An unhappily married woman who “signs [her] own death warrant” for a moment of forbidden love; a woman who tries to live a sexually free life, yet still allows a man she is seeing to believe she is a virgin; a woman who is forced to leave her children with a violent ex-husband: the stories give a wide-ranging insight into the consequences of oppression. The aim seems to be to bring to European eyes the nuance and subtleties behind a culture that might seem hard to fathom.
Yet Irish eyes will easily recognise sentences like: “Do what you like, but do it in private” or “Everyone knows it – but no one will acknowledge or confront it”, as well as stories of women facing criminal charges for having abortions, stories of babies found abandoned, and even the almost throwaway sentence “not to mention the corpses found in public bins”. I thought of Caelainn Hogan’s recent book, Republic of Shame as I read, and I thought of reports in these pages by Rosita Boland and others. It did not feel far from home. What the book demonstrates so clearly are the ways in which women’s bodies are the battleground for colonial and cultural tensions. If Morocco’s objective is to differentiate itself from the West as Ireland once wished to differentiate itself from Britain, by imposing a brutal sort of morality, it is the women who suffer.
“What I want is to render these women’s words directly, as they were spoken to me,” Slimani professes. Yet these words passed through Arabic, French and now English, as translated by Sophie Lewis, before they reached me. And they passed through Slimani’s lens. The testimonies are interlaced with her own reflections.
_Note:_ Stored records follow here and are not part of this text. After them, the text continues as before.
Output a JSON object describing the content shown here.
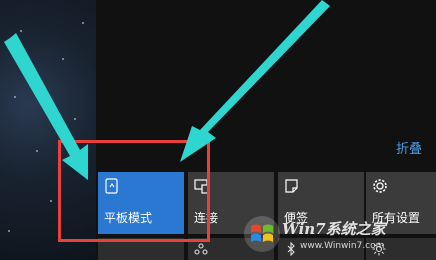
{
  "action_center": {
    "collapse_label": "折叠",
    "tiles": [
      {
        "label": "平板模式",
        "icon": "tablet-mode-icon",
        "active": true
      },
      {
        "label": "连接",
        "icon": "connect-icon",
        "active": false
      },
      {
        "label": "便签",
        "icon": "note-icon",
        "active": false
      },
      {
        "label": "所有设置",
        "icon": "gear-icon",
        "active": false
      }
    ],
    "second_row_icons": [
      "vpn-icon",
      "bluetooth-icon",
      "brightness-icon"
    ]
  },
  "annotations": {
    "highlight_color": "#e8403a",
    "arrow_color": "#2fd6d0"
  },
  "watermark": {
    "text": "Win7系统之家",
    "site": "www.Winwin7.com"
  }
}
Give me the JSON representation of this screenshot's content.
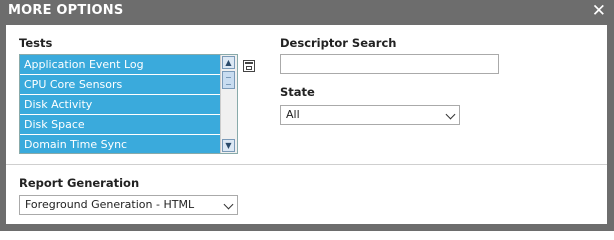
{
  "dialog": {
    "title": "MORE OPTIONS",
    "close_glyph": "✕"
  },
  "tests": {
    "label": "Tests",
    "items": [
      "Application Event Log",
      "CPU Core Sensors",
      "Disk Activity",
      "Disk Space",
      "Domain Time Sync"
    ],
    "scroll_up_glyph": "▲",
    "scroll_down_glyph": "▼"
  },
  "descriptor_search": {
    "label": "Descriptor Search",
    "value": ""
  },
  "state": {
    "label": "State",
    "selected": "All"
  },
  "report_generation": {
    "label": "Report Generation",
    "selected": "Foreground Generation - HTML"
  },
  "colors": {
    "titlebar": "#6d6d6d",
    "list_selected_bg": "#3aaadc",
    "list_text": "#ffffff"
  },
  "icons": {
    "close": "close-icon",
    "select_all": "select-all-icon",
    "dropdown": "chevron-down-icon"
  }
}
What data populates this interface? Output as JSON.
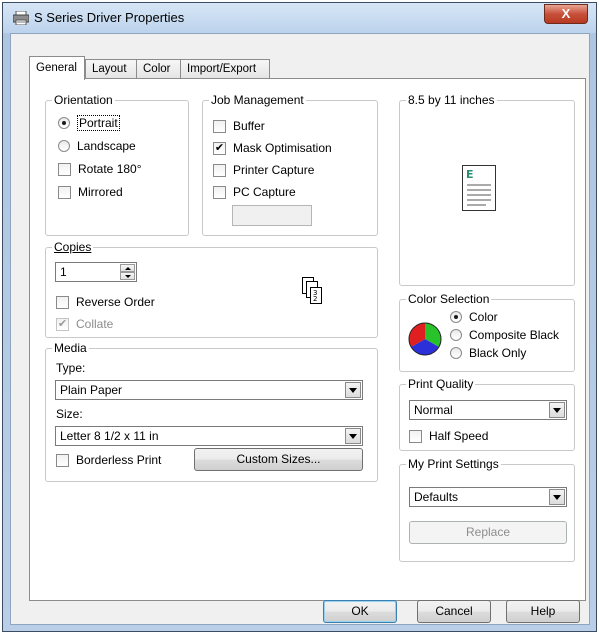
{
  "window": {
    "title": "S Series Driver Properties",
    "close_glyph": "X"
  },
  "tabs": [
    {
      "label": "General",
      "active": true
    },
    {
      "label": "Layout",
      "active": false
    },
    {
      "label": "Color",
      "active": false
    },
    {
      "label": "Import/Export",
      "active": false
    }
  ],
  "orientation": {
    "legend": "Orientation",
    "portrait": "Portrait",
    "landscape": "Landscape",
    "rotate": "Rotate 180°",
    "mirrored": "Mirrored"
  },
  "job_management": {
    "legend": "Job Management",
    "buffer": "Buffer",
    "mask": "Mask Optimisation",
    "printer_capture": "Printer Capture",
    "pc_capture": "PC Capture",
    "pc_capture_value": ""
  },
  "paper_preview": {
    "legend": "8.5 by 11 inches",
    "page_letter": "E"
  },
  "copies": {
    "legend": "Copies",
    "value": "1",
    "reverse_order": "Reverse Order",
    "collate": "Collate",
    "collate_pages": [
      "3",
      "2"
    ]
  },
  "color_selection": {
    "legend": "Color Selection",
    "color": "Color",
    "composite_black": "Composite Black",
    "black_only": "Black Only"
  },
  "media": {
    "legend": "Media",
    "type_label": "Type:",
    "type_value": "Plain Paper",
    "size_label": "Size:",
    "size_value": "Letter 8 1/2 x 11 in",
    "borderless": "Borderless Print",
    "custom_sizes": "Custom Sizes..."
  },
  "print_quality": {
    "legend": "Print Quality",
    "value": "Normal",
    "half_speed": "Half Speed"
  },
  "my_print_settings": {
    "legend": "My Print Settings",
    "value": "Defaults",
    "replace": "Replace"
  },
  "footer": {
    "ok": "OK",
    "cancel": "Cancel",
    "help": "Help"
  },
  "colors": {
    "accent_default_button": "#3c7fb1",
    "titlebar": "#bcd3ec",
    "close_button": "#c7503a"
  }
}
She recounts losing her virginity as a teenager. “[E]veryone I knew could be split into two groups: those who were doing it and those who weren’t.” It almost sounds like an American high school. However, “[T]he choice, for us, cannot be compared to that made by young women in the West because in Morocco it is tantamount to a political statement […]By losing her virginity, a woman automatically tips over into criminality.”
In many ways Slimani represents both sides: Europe, Morocco. But she also acknowledges her distance: “I left Morocco more than 15 years ago. With the years and the distance, I have surely forgotten quite how difficult it is to live without the freedoms that have become so natural to me.”
It’s risky to jump in and pretend to understand – “both” can easily become “neither” when it comes to identity – but risk is Slimani’s middle name. She is teaching us to be intersectional feminists, which is a fancy way of saying your empathy should reach past your own self-interest to the interest of those who are different to you. And if you’re really free, then exercising that freedom is no risk at all.